Işığın yanal kırınımı, cam gibi daha yoğun bir ortamdan geçerken bir ışık ışınının hareket ettiği mesafedir. Işık cama girdiğinde, ışın bükülür, ancak camın içine girdikten sonra Hava yine ışık açısının yanal hareketiyle sonuçlanan önceki açısına döner.
Bilim adamları ışığın kırılma derecesini kırılma indisi adı verilen bir değer kullanarak ölçer. Havanın kırılma indisi 1.00, suyun kırılma endeksi 1.33'tür.
Sir Isaac Newton, kırılma endeksinin keşfi ile kredi aldı ancak çalışmaları tek bir sayı yerine oran olarak değerlendirdi. 1730 tarihli "Optik" adlı kitap kavramı "görülme ve kırılma sinüslerinin oranı" olarak adlandırıyor.

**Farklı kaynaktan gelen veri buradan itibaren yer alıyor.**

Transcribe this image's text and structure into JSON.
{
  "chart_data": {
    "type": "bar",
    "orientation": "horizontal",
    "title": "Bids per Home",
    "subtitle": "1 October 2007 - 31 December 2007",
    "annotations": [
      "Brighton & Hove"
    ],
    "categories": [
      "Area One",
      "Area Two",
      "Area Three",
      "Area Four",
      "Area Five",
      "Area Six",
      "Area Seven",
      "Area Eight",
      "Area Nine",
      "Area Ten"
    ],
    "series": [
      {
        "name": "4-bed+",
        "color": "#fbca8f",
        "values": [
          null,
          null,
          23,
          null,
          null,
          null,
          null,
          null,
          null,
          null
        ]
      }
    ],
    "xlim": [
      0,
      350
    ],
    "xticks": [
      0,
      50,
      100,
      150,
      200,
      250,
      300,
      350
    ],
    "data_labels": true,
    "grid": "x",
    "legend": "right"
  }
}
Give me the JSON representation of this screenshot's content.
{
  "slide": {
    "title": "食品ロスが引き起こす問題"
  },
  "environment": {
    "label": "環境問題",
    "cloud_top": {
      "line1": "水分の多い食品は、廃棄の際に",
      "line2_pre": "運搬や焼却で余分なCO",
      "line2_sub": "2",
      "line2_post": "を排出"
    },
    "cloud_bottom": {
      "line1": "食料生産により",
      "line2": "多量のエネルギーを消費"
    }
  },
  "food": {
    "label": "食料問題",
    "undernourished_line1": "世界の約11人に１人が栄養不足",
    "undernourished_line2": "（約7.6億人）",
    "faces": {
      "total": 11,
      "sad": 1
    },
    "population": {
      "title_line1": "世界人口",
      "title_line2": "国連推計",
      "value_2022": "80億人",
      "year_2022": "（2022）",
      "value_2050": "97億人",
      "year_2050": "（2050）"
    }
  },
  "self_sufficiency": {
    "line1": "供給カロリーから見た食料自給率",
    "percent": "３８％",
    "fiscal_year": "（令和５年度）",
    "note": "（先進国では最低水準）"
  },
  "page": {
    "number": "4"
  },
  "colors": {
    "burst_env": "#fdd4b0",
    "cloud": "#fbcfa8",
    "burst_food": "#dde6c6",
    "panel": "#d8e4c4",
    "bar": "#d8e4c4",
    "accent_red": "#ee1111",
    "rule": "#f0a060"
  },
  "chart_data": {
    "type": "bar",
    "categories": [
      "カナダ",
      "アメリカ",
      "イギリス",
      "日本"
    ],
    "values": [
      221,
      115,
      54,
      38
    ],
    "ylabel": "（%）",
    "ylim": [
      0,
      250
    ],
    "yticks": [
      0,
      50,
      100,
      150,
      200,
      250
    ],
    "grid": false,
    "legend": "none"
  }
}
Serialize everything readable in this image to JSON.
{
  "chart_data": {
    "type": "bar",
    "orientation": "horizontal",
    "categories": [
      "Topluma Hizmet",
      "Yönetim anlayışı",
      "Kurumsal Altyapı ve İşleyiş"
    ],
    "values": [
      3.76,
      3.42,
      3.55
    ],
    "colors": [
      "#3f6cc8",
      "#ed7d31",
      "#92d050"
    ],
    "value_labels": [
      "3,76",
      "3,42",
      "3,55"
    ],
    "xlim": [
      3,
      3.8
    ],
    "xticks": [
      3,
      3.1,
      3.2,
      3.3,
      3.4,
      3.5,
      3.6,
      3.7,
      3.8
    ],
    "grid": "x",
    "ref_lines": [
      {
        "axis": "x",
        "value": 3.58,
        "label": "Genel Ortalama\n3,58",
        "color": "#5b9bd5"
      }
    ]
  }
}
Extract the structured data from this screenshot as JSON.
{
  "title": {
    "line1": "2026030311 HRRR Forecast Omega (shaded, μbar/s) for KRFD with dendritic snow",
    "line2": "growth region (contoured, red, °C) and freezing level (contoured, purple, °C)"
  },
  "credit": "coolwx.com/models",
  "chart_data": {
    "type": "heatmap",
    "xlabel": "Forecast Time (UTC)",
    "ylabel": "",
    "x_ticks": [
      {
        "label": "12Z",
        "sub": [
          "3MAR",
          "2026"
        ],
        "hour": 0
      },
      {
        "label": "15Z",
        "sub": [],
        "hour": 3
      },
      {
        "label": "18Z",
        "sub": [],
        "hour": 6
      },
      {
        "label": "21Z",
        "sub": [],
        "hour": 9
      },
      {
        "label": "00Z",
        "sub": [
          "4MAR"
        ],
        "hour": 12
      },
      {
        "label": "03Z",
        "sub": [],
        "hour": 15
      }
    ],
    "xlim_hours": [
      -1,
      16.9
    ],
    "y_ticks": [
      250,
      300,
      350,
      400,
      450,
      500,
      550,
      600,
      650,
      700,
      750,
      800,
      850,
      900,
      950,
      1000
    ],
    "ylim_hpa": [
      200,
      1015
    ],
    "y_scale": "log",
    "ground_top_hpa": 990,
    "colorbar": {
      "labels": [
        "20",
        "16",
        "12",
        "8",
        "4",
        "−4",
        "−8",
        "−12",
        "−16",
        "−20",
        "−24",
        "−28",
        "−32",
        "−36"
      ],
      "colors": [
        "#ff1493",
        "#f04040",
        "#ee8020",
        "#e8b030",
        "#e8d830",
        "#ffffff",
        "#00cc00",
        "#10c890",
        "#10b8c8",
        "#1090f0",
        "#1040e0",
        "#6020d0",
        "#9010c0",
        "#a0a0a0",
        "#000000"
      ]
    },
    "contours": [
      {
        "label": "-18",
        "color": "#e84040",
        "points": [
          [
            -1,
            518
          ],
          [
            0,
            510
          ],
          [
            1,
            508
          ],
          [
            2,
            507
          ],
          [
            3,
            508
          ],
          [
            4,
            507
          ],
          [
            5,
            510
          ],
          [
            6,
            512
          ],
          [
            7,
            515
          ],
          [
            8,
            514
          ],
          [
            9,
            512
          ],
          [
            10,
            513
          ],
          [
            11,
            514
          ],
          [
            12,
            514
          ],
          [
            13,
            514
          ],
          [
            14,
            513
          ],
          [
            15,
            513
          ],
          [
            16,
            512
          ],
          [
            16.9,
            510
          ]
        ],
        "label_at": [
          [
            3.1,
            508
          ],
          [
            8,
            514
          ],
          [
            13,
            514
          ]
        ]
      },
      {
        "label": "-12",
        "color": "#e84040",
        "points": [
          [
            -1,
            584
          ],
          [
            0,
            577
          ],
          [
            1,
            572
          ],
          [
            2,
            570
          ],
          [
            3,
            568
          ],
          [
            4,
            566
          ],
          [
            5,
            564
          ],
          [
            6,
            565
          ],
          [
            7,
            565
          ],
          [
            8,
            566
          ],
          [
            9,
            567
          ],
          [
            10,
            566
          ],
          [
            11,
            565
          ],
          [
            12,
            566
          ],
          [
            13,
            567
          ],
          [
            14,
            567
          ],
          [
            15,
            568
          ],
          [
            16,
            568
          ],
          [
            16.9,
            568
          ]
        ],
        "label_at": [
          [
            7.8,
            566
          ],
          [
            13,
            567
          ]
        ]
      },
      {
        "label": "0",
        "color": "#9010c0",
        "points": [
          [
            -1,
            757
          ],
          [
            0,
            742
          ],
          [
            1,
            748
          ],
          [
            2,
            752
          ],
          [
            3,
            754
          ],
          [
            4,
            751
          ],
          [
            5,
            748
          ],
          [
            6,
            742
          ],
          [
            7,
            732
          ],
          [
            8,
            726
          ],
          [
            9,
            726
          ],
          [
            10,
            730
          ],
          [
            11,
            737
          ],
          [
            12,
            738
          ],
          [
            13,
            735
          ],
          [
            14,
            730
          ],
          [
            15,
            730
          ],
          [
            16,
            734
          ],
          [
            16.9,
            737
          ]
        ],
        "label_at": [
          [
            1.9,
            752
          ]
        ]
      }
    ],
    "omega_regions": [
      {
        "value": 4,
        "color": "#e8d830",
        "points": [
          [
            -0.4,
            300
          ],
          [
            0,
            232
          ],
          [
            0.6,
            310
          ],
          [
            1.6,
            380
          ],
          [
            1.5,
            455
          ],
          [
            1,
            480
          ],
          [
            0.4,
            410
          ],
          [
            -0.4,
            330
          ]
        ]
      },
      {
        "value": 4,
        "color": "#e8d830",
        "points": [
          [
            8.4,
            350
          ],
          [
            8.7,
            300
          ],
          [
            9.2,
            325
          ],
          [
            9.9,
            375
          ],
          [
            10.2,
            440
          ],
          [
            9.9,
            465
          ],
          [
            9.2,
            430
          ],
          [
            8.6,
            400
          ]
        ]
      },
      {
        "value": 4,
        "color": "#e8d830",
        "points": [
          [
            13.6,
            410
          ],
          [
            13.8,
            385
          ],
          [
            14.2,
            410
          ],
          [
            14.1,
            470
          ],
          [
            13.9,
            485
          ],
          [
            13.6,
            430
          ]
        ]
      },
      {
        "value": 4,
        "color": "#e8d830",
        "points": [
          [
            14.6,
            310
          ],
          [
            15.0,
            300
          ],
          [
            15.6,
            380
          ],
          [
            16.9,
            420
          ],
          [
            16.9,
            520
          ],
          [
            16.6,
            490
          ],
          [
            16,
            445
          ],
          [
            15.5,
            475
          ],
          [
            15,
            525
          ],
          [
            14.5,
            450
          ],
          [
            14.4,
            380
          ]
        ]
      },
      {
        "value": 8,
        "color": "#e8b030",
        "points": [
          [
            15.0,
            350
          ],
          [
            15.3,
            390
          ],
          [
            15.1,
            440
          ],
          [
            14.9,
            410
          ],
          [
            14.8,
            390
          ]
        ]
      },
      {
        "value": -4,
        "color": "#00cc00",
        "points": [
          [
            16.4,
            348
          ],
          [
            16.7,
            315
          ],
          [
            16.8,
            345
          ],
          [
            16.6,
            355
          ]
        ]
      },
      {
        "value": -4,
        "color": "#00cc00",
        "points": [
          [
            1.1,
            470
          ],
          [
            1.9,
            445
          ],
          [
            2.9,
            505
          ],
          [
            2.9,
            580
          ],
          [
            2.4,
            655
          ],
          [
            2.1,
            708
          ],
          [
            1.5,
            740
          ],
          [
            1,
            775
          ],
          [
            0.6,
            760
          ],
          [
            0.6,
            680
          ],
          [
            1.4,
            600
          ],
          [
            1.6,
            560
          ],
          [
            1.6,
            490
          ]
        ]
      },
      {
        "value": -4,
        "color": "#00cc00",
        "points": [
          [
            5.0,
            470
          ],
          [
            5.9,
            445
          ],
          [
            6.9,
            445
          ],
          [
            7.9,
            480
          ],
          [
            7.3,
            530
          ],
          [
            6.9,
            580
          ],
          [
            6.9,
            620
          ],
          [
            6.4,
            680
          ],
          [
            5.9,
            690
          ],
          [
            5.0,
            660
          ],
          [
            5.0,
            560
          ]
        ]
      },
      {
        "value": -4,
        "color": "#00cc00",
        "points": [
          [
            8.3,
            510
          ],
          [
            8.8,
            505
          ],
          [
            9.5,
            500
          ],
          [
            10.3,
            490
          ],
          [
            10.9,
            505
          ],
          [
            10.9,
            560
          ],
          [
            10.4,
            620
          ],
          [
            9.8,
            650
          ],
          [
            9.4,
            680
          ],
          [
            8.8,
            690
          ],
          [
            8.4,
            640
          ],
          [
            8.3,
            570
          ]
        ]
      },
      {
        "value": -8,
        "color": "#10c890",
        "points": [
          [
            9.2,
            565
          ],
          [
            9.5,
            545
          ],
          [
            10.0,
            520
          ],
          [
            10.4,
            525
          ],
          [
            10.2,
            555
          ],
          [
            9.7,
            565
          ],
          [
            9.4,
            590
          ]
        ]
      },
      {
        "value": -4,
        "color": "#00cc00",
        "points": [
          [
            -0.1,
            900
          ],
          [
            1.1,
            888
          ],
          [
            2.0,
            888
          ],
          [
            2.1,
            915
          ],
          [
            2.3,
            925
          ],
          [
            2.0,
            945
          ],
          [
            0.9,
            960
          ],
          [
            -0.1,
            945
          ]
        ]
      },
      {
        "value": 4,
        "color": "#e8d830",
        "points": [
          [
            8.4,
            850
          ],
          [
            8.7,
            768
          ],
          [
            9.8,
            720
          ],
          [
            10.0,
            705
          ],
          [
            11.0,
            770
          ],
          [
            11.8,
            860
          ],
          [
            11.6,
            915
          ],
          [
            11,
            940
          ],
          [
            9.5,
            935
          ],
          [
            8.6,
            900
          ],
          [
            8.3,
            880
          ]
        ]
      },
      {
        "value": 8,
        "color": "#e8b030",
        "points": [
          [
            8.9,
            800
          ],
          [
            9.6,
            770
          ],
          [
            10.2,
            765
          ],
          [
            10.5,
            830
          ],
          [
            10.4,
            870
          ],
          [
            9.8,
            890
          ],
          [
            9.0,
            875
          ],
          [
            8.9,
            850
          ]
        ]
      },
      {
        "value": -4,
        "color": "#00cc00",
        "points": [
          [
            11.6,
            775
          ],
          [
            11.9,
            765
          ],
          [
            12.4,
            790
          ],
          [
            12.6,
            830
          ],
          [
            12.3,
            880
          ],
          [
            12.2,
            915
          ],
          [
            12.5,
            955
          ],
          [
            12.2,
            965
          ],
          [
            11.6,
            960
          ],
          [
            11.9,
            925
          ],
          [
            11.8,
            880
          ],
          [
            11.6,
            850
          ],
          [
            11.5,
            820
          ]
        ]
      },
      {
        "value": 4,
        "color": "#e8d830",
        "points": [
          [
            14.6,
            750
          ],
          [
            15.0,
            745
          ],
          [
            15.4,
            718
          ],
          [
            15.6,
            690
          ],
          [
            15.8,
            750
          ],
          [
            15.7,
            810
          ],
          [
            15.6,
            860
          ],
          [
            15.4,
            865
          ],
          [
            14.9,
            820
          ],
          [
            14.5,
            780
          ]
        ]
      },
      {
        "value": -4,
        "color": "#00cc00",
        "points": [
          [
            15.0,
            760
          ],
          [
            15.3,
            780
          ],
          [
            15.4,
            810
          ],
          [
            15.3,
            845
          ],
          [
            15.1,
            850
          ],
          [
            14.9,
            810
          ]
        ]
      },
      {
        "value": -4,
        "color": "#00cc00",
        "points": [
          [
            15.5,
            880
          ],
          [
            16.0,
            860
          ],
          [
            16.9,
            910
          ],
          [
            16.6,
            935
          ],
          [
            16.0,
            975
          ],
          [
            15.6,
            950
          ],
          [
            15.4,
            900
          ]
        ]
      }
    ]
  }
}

Işık her zaman yanal hareketi olan bir ortamdan geçmez. Ortaya çarptığı açı çok büyükse, ışık bükülmek yerine yansıtır. Daha büyük bir kırılma endeksine sahip malzemelerin, yanal hareket ile bükülmesine ve geçmesine izin vermekten daha fazla ışığı yansıtması daha olasıdır. Diamond, 2.42 kırılma indisine ve 1.52 kırılma endeksine sahip kaya tuzundan çok daha fazla ışıltı indeksine sahiptir.